Ahora Usted tiene 18 años de edad y por lo tanto es adulta, razonó. Y agregó, más como exhortación que como receta: "la edad adulta es la superación de la queja y la realización de aquello que hace a una personalidad. Atender a los deseos. Entender las frustraciones. Preguntar por qué y no aceptar cualquier respuesta tontamente. Lo que realmente importa es la determinación, la firmeza y la calma para afirmarse. "Y -ordenó con severidad- cuando llegue la siguiente escena de beso en el cine, ¡Usted se queda sentada! Se lo digo claramente: ¡Se queda sentada!" Pausa. Ojos profundos sobre ella y finalmente: "¡Piense en mí!" 

Margarethe ha pensado en Freud toda una vida. Ha regalado muchos de sus libros, pero nunca leyó ninguno. Su mirada, en cambio, la siente sobre ella "hasta este segundo ahora". El "me despertó, me abrió y me dejó ser. Me dio el impulso decisivo y la libertad de tomar cualquier rumbo. No más sin voluntad, no más una niña, mucho menos una cosa, sino adulta, independiente, responsable y un yo. He seguido, incansable, lo que él me enseñó. Y esa fuente de alimento para mi alma no se ha secado en más de 70 años. "Margarethe Walter se levanta. Es una anciana con moño blanco como la nieve y apenas un metro 53 de altura, pero su fuerza llena toda la habitación.

"Freud es la clave de mi vida", dice de manera casi de manera casual en su antiguo gabinete mientras posa su mano en el respaldo de su silla. "Él sabía que con 45 minutos alcanzaba para mi vida." Da la vuelta y va al guardarropas. Por supuesto, Margarethe devino escultora. El mismo día del llamado a filas de su marido, un tipo del calibre de su padre con quien se casó tempranamente para huir de la casa paterna, ella solicitó la incorporación a la Academia de Arte de Viena y fue aceptada inmediatamente. Dos años más tarde casi le da un patatús en el taller de su maestro. El busto que modelaba el profesor era el de Sigmund Freud. El shock de reconocerlo le dejó clarísimo "quién me salvó la vida". Margarethe Walter sigue trabajando hasta hoy en su profesión. Recién ha terminado un relieve de la escritora Bertha von Suttner encargado por el movimiento por la paz de Viena. Y sin embargo el "arte sólo fue el segundo violín en mi vida", se lamenta, ya que "finalmente tuve que criar a dos hijas bajo la influencia del 1968 – un trago difícil". Toda una vida en Viena ¿y jamás volvió a esta famosa dirección? Asombrada, levanta las cejas: "¿Para qué lo haría? Nunca sentí la necesidad de ver los sillones o las estatuitas del lugar en el que lo vi vivo y donde dos veces me dio la mano".

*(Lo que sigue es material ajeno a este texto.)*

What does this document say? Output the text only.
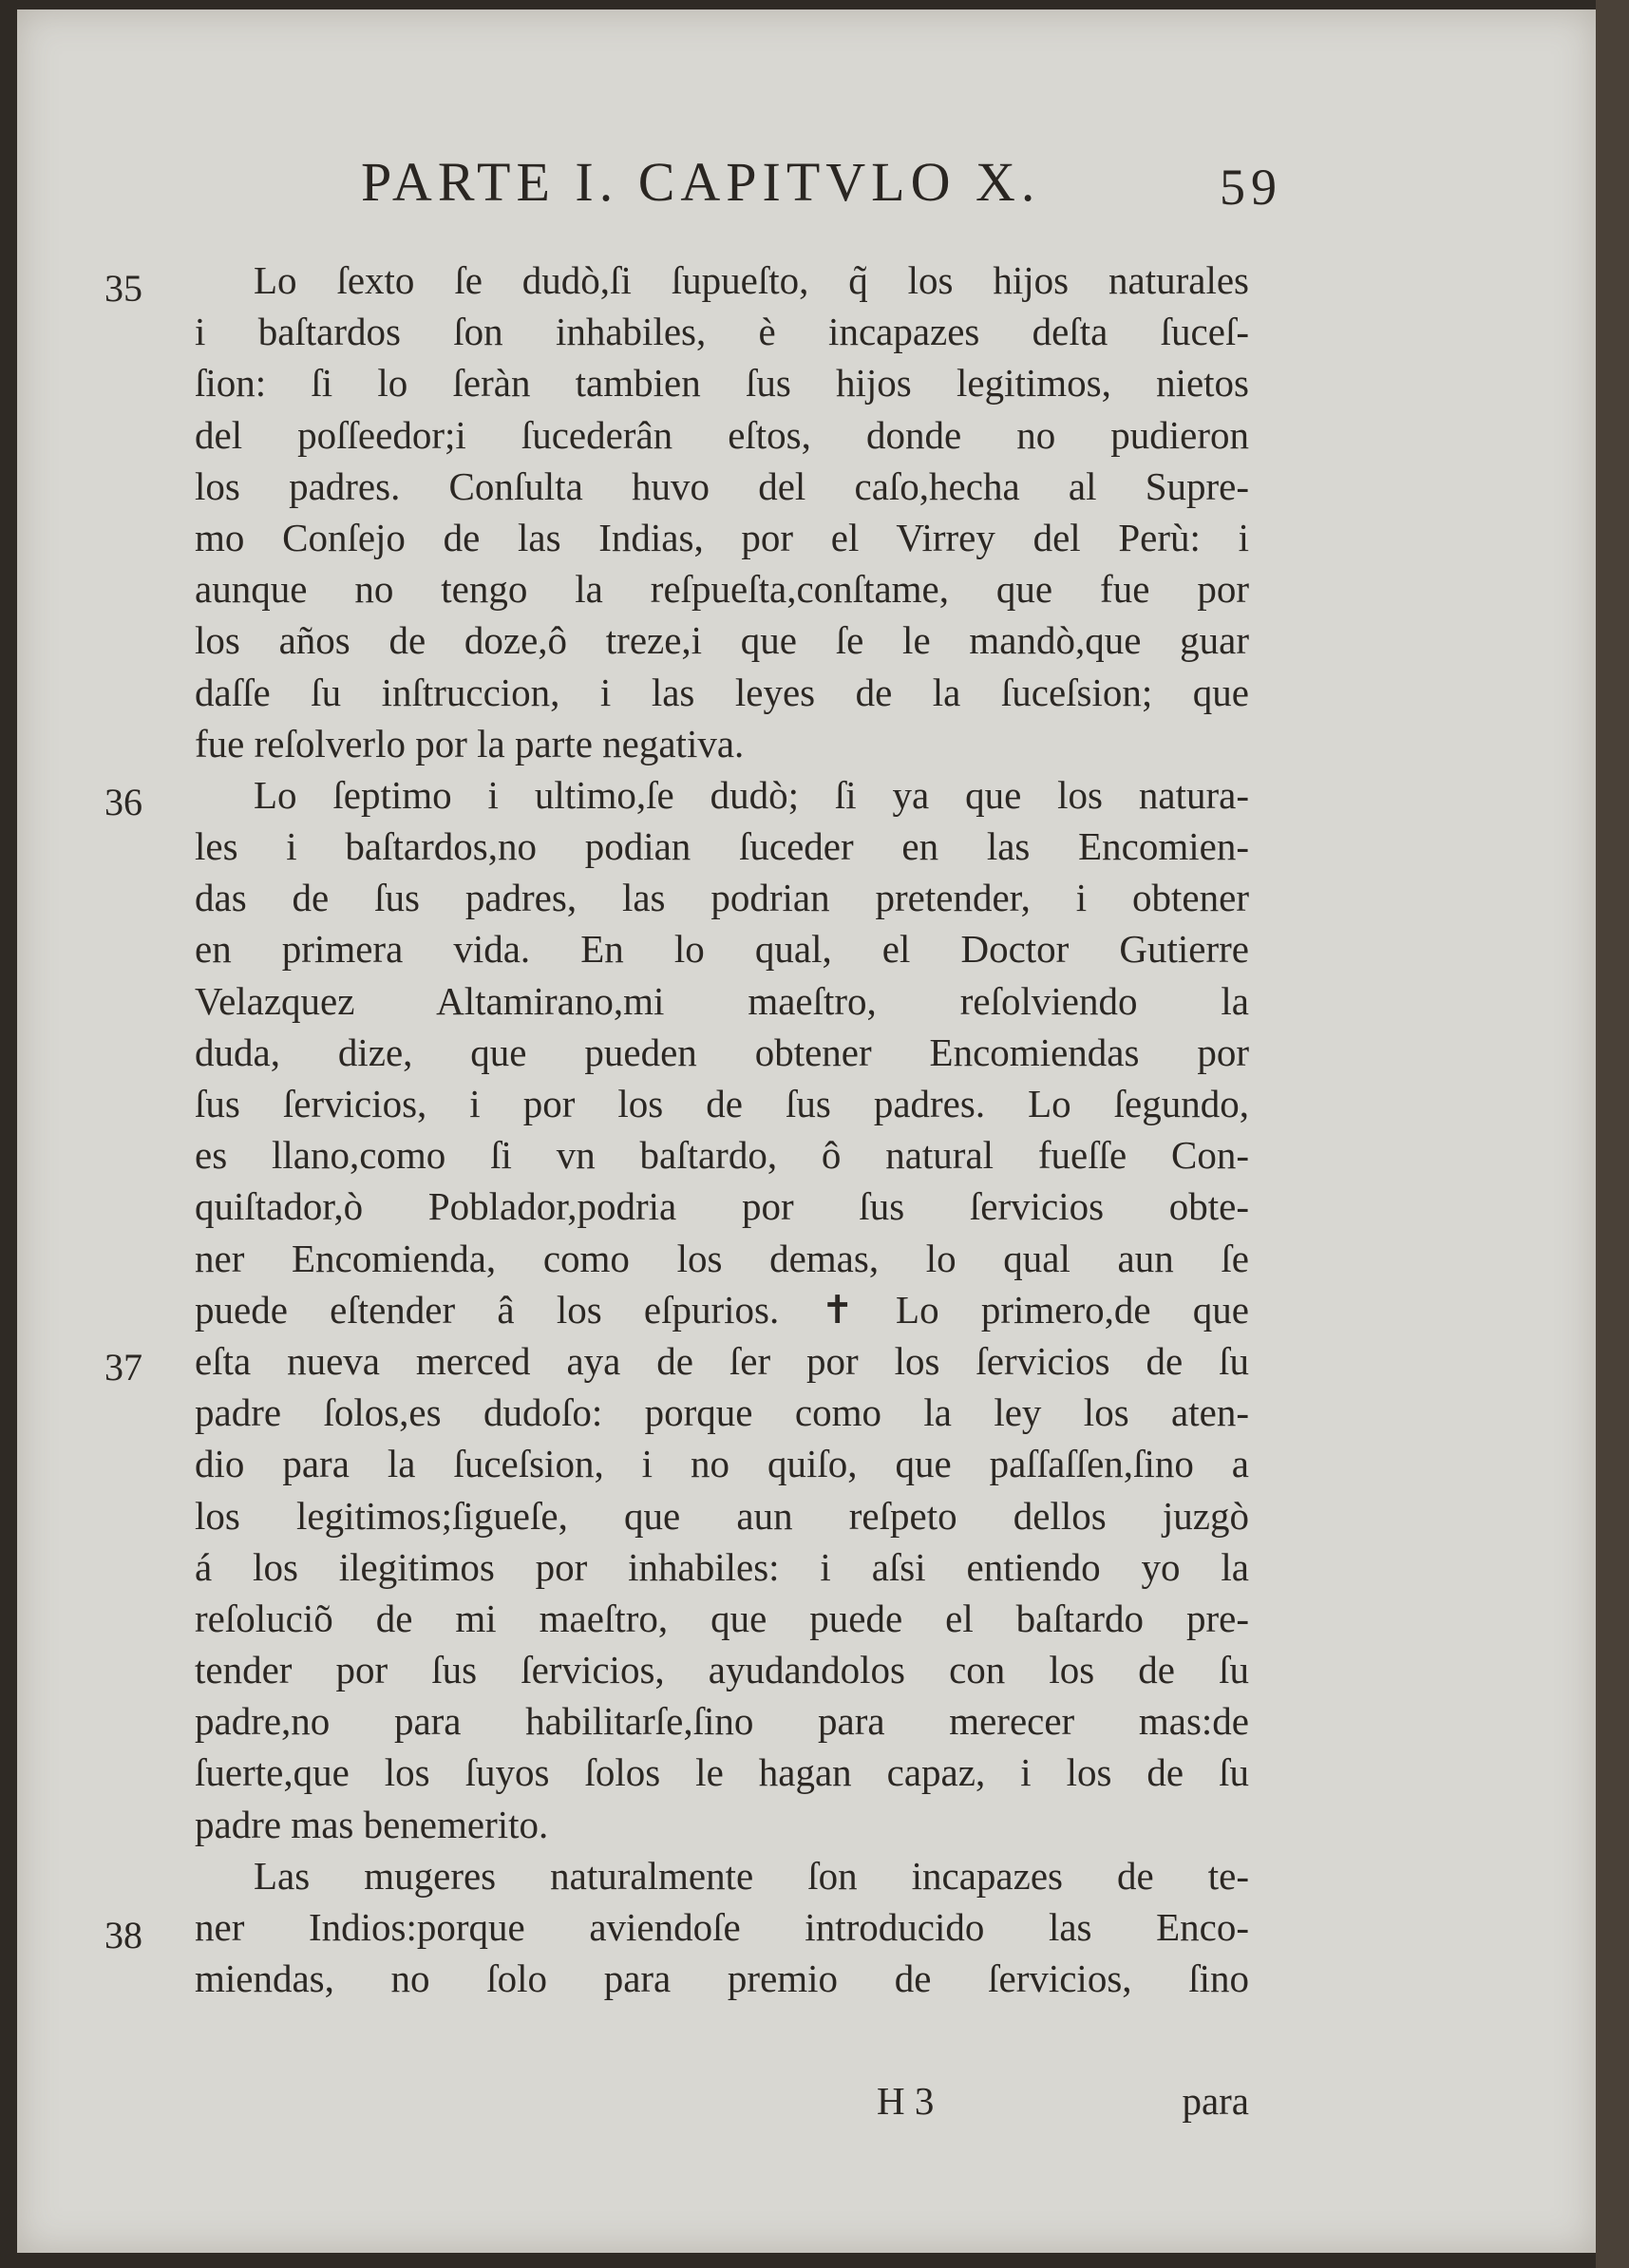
PARTE I. CAPITVLO X.	59
35
36
37
38
Lo ſexto ſe dudò,ſi ſupueſto, q̃ los hijos naturales
i baſtardos ſon inhabiles, è incapazes deſta ſuceſ-
ſion: ſi lo ſeràn tambien ſus hijos legitimos, nietos
del poſſeedor;i ſucederân eſtos, donde no pudieron
los padres. Conſulta huvo del caſo,hecha al Supre-
mo Conſejo de las Indias, por el Virrey del Perù: i
aunque no tengo la reſpueſta,conſtame, que fue por
los años de doze,ô treze,i que ſe le mandò,que guar
daſſe ſu inſtruccion, i las leyes de la ſuceſsion; que
fue reſolverlo por la parte negativa.
Lo ſeptimo i ultimo,ſe dudò; ſi ya que los natura-
les i baſtardos,no podian ſuceder en las Encomien-
das de ſus padres, las podrian pretender, i obtener
en primera vida. En lo qual, el Doctor Gutierre
Velazquez Altamirano,mi maeſtro, reſolviendo la
duda, dize, que pueden obtener Encomiendas por
ſus ſervicios, i por los de ſus padres. Lo ſegundo,
es llano,como ſi vn baſtardo, ô natural fueſſe Con-
quiſtador,ò Poblador,podria por ſus ſervicios obte-
ner Encomienda, como los demas, lo qual aun ſe
puede eſtender â los eſpurios. ✝ Lo primero,de que
eſta nueva merced aya de ſer por los ſervicios de ſu
padre ſolos,es dudoſo: porque como la ley los aten-
dio para la ſuceſsion, i no quiſo, que paſſaſſen,ſino a
los legitimos;ſigueſe, que aun reſpeto dellos juzgò
á los ilegitimos por inhabiles: i aſsi entiendo yo la
reſoluciõ de mi maeſtro, que puede el baſtardo pre-
tender por ſus ſervicios, ayudandolos con los de ſu
padre,no para habilitarſe,ſino para merecer mas:de
ſuerte,que los ſuyos ſolos le hagan capaz, i los de ſu
padre mas benemerito.
Las mugeres naturalmente ſon incapazes de te-
ner Indios:porque aviendoſe introducido las Enco-
miendas, no ſolo para premio de ſervicios, ſino
H 3	para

Poco después de la visita salvadora, Margarethe Walter fue con su padre al cine Admiral de Viena. Cuando Lilian Hervey en un vestido rococó de escote profundo fue besada en su hombro desnudo por Conrad Veith, el jefe de la familia anunció como de costumbre "esto no es para ti". No se llamaba acaso la película El amor de la princesa? La orden habitual fue repetida: "¡Nos paramos y vamos!" Margarethe se aferró con los diez dedos en el posabrazos y hundió la cola en la butaca. "¡No! –dijo- yo me quedo". Y se quedó sentada.
El padre la esperó en el vestíbulo y "¡jamás dijo una sola palabra!"
Si la escena del beso terminó, dónde o cómo, Margarethe Walter en el sudor de su resistencia, nunca llegó a ver.